Sunday, January 15, 2012

Disconnects by the decade - economics missing some big moves

It seem as though each decade faces some key risks which the markets get wrong. If you are able to forecast correctly what others miss, you will be able profit handsomely. The six decades could be characterized as the following: 

  • Underestimating fixed exchange rates - the 1960's. While Bretton Woods international financial system does not fail until the early '70's, the problems of fixed exchange rates and inflation start to develop great fractures in the global economic system during this decade. The dollar dilemma becomes evident. 
  • Underestimated inflation - the 1970's. The commodity supply shocks coupled with loose monetary policy lead to the Great Inflation and stagnation of the '70's. The destruction of fixed income investments and poor equity returns lead to a defensive decade. 
  • Underestimated the Fed's fight of inflation - the 1980's. The tight monetary policy from Paul Volcker with the deregulation revolution were the highlights of the '80's Still breaking inflation and the long bond rally made all the difference for the decade even with the '87 crash which was not a long-lasting drama.
  • Underestimated of market resilience and the Great Moderation - 1990's.

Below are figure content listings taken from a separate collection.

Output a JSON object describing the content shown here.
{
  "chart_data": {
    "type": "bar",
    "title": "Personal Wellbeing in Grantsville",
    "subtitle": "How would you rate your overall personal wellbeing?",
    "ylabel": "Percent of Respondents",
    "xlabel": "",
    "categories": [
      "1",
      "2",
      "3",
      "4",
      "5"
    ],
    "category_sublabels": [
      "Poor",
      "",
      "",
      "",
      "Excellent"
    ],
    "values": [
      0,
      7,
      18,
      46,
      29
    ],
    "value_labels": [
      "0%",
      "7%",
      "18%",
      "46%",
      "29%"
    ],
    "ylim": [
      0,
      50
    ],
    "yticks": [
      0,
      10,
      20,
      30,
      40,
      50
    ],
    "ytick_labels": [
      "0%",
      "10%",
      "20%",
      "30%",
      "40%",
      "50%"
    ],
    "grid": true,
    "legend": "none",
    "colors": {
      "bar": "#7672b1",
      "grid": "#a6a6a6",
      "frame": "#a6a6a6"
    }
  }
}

The emerging markets saw large market failures in '94 and '98. The European and sterling managed floats were destroyed, but the real story was one of Moderation and success. However, the decade ended with the internet bubble. The key issue was the macroeconomic complacency that monetary and fiscal policy could solve all problems.

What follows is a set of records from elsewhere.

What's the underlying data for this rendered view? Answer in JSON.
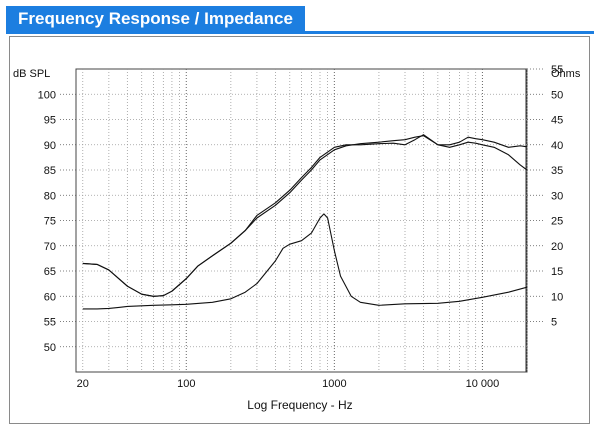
{
  "header": {
    "title": "Frequency Response / Impedance"
  },
  "colors": {
    "title_background": "#1c7ee0",
    "grid": "#9a9a9a",
    "curve": "#111111"
  },
  "chart_data": {
    "type": "line",
    "title": "",
    "xlabel": "Log Frequency - Hz",
    "ylabel_left": "dB SPL",
    "ylabel_right": "Ohms",
    "x_scale": "log",
    "xlim": [
      18,
      20000
    ],
    "ylim_left": [
      45,
      105
    ],
    "ylim_right": [
      -5,
      55
    ],
    "grid": true,
    "x_ticks": [
      {
        "value": 20,
        "label": "20"
      },
      {
        "value": 100,
        "label": "100"
      },
      {
        "value": 1000,
        "label": "1000"
      },
      {
        "value": 10000,
        "label": "10 000"
      }
    ],
    "y_left_ticks": [
      50,
      55,
      60,
      65,
      70,
      75,
      80,
      85,
      90,
      95,
      100
    ],
    "y_right_ticks": [
      5,
      10,
      15,
      20,
      25,
      30,
      35,
      40,
      45,
      50,
      55
    ],
    "series": [
      {
        "axis": "left",
        "x": [
          20,
          25,
          30,
          40,
          50,
          60,
          70,
          80,
          100,
          120,
          150,
          200,
          250,
          300,
          400,
          500,
          600,
          700,
          800,
          1000,
          1200,
          1500,
          2000,
          2500,
          3000,
          3500,
          4000,
          5000,
          6000,
          7000,
          8000,
          9000,
          10000,
          12000,
          15000,
          18000,
          20000
        ],
        "y": [
          66.5,
          66.3,
          65.2,
          62,
          60.4,
          60,
          60.1,
          61,
          63.5,
          66,
          68,
          70.5,
          73,
          76,
          78.5,
          81,
          83.5,
          85.5,
          87.5,
          89.5,
          90,
          90,
          90.2,
          90.3,
          90,
          91,
          92,
          90,
          90,
          90.5,
          91.5,
          91.2,
          91,
          90.5,
          89.5,
          89.8,
          89.6
        ]
      },
      {
        "axis": "left",
        "x": [
          20,
          25,
          30,
          40,
          50,
          60,
          70,
          80,
          100,
          120,
          150,
          200,
          250,
          300,
          400,
          500,
          600,
          700,
          800,
          1000,
          1200,
          1500,
          2000,
          2500,
          3000,
          3500,
          4000,
          5000,
          6000,
          7000,
          8000,
          9000,
          10000,
          12000,
          15000,
          18000,
          20000
        ],
        "y": [
          66.5,
          66.3,
          65.2,
          62,
          60.4,
          60,
          60.1,
          61,
          63.5,
          66,
          68,
          70.5,
          73,
          75.5,
          78,
          80.5,
          83,
          85,
          87,
          89,
          89.8,
          90.2,
          90.5,
          90.8,
          91,
          91.5,
          91.8,
          90,
          89.5,
          90,
          90.5,
          90.3,
          90,
          89.5,
          88,
          86,
          85
        ]
      },
      {
        "axis": "right",
        "x": [
          20,
          25,
          30,
          35,
          40,
          50,
          60,
          80,
          100,
          150,
          200,
          250,
          300,
          400,
          450,
          500,
          600,
          700,
          800,
          850,
          900,
          1000,
          1100,
          1300,
          1500,
          2000,
          3000,
          5000,
          7000,
          10000,
          15000,
          20000
        ],
        "y": [
          7.5,
          7.5,
          7.6,
          7.8,
          8,
          8.1,
          8.2,
          8.3,
          8.4,
          8.8,
          9.5,
          10.8,
          12.5,
          17,
          19.5,
          20.3,
          21,
          22.5,
          25.5,
          26.3,
          25.5,
          19,
          14,
          10,
          8.8,
          8.2,
          8.5,
          8.6,
          9,
          9.8,
          10.8,
          11.8
        ]
      }
    ]
  }
}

  • Underestimated mortgage risks, bubbles, and the Great Recession - the 2000's. The first decade of the new century was one of deflation fears which led to the mortgage bubble. Deep business cycles were thought to be a thing of the past given the views developed surrounding the Great Moderation. The end result of policy complacency was the failure of '08. 
  • Underestimated sovereign risk  - the 2010's. The current decade will be the destruction of the risk-free asset concept. The idea of market safety assets will end and a new era of financial repression will take hold of the globe.